4 Replies Latest reply on Jul 4, 2006 3:31 AM by hoagiex

    JNDI binding? (also: API Versions)

    hoagiex

      In different tutorials I am seeing different specifications for the same models.

      e.g.: To bind a SessionBean to a give name, some use:

      @LocalBinding(jndiBinding="some_binding")
      


      others use:

      @Stateless(mappedName="some_binding")
      


      What am I missing or not getting? (ps. the LocalBinding annotation is also not available in the API documentation and/or Jboss EJB3.0 package)

      Also, I find it highly annoying that the mappedName proprety isn't supported by Jboss (4.0.4GA) and that when you use the name property, the JAR filename is included in the JNDI binding, which makes hardcoding JNDI bindings impossible, since you have no garuantee whatsoever that the jar filename won't be changed by someone down the road.

        • 1. Re: JNDI binding? (also: API Versions)
          wolfc

          There is no definition in the specification on how to bind a bean to a specific JNDI name. The LocalBinding is in the org.jboss.annotation.ejb package (from deploy/default/ejb3.deployer/jboss-annotations-ejb3.jar), you should use that one.

          Please let me know if it works out.

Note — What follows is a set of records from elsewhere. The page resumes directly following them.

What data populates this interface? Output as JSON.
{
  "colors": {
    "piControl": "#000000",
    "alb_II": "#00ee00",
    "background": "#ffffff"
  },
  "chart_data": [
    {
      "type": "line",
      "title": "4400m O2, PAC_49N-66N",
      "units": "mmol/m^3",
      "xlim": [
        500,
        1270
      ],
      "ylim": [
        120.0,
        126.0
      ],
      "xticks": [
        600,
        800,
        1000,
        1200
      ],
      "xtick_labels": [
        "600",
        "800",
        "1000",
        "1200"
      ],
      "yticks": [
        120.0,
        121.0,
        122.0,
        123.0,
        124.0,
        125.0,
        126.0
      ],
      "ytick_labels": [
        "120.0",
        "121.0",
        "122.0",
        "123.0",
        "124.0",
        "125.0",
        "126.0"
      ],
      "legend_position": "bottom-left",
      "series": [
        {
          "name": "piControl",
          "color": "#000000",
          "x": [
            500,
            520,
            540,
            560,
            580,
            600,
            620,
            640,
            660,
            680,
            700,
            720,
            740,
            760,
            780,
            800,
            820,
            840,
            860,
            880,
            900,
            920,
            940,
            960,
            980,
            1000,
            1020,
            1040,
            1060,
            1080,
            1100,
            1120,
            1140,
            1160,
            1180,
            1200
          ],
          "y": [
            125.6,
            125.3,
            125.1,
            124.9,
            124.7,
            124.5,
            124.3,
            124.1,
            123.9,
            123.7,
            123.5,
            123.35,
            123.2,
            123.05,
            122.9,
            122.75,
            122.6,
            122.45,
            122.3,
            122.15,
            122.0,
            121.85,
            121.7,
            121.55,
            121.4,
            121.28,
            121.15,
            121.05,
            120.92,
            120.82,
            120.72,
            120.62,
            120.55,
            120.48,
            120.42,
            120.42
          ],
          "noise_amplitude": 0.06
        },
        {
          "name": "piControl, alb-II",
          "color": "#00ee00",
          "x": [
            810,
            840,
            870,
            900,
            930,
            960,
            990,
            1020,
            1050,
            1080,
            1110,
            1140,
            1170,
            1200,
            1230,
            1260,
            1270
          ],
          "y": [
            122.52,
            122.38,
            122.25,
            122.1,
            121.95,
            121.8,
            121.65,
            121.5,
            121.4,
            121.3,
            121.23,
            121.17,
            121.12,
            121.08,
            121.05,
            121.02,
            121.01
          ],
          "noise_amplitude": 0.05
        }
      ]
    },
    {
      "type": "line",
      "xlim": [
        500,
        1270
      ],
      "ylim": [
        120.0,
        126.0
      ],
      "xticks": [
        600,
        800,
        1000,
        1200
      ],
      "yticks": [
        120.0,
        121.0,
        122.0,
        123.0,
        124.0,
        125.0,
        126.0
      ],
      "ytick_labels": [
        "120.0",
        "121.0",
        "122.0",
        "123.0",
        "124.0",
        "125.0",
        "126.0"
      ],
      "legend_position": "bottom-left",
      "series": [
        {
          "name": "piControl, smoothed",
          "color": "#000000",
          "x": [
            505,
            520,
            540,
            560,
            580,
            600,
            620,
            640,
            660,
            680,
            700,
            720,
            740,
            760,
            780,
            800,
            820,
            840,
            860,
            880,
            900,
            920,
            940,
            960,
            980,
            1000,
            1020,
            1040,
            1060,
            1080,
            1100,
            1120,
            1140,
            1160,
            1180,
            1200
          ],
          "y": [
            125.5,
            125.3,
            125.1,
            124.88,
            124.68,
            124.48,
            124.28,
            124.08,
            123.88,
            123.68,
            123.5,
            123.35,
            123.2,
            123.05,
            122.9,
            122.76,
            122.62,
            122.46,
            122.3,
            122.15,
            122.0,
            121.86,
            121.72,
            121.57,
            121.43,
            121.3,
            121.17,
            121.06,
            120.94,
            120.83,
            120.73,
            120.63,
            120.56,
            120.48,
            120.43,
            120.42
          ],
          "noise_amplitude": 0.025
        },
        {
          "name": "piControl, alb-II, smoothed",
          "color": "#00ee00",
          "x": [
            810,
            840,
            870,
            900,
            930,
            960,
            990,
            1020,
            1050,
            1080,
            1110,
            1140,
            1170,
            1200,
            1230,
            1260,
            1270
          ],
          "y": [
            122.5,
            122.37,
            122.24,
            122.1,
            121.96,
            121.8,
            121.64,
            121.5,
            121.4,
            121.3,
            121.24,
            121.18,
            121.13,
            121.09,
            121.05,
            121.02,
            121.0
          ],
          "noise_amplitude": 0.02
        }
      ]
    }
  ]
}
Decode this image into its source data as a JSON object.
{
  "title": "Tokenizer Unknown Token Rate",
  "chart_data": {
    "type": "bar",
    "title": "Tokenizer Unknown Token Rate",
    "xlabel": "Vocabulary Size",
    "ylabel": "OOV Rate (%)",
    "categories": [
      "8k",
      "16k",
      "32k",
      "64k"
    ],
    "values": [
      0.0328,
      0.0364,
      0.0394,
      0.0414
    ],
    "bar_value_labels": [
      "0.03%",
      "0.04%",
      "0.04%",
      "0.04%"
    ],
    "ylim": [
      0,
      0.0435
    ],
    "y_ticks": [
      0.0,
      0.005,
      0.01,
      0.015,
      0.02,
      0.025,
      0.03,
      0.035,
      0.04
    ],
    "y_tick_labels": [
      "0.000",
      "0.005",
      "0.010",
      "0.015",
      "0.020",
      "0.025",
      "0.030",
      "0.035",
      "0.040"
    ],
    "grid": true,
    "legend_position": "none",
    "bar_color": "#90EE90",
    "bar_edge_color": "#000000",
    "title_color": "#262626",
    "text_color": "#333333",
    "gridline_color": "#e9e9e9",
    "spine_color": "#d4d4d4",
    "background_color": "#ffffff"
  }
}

          • 2. Re: JNDI binding? (also: API Versions)
            hoagiex

            @LocalBinding works perfectly .... but it's really REALLY lame that Jboss put in this annotation, while the sun EJB3.0 specification says that the mappedName property of @Stateless should do this job.

            Vendor specific solutions are evil and wrong!

            • 3. Re: JNDI binding? (also: API Versions)
              wolfc

              Please let me know where it says so. I couldn't find it.

              • 4. Re: JNDI binding? (also: API Versions)
                hoagiex

                Sun JEE5 API, javax.ejb package Stateless annotation:

                mappedName
                
                public abstract String mappedName
                A product specific name(e.g. global JNDI name) that this session bean should be mapped to. Application servers are not required to support any particular form or type of mapped name, nor the ability to use mapped names. The mapped name is product-dependent and often installation-dependent. No use of a mapped name is portable.
                
                Default:
                ""
                


                Using this property does absolutely nothing in Jboss, so I guess they don't support it.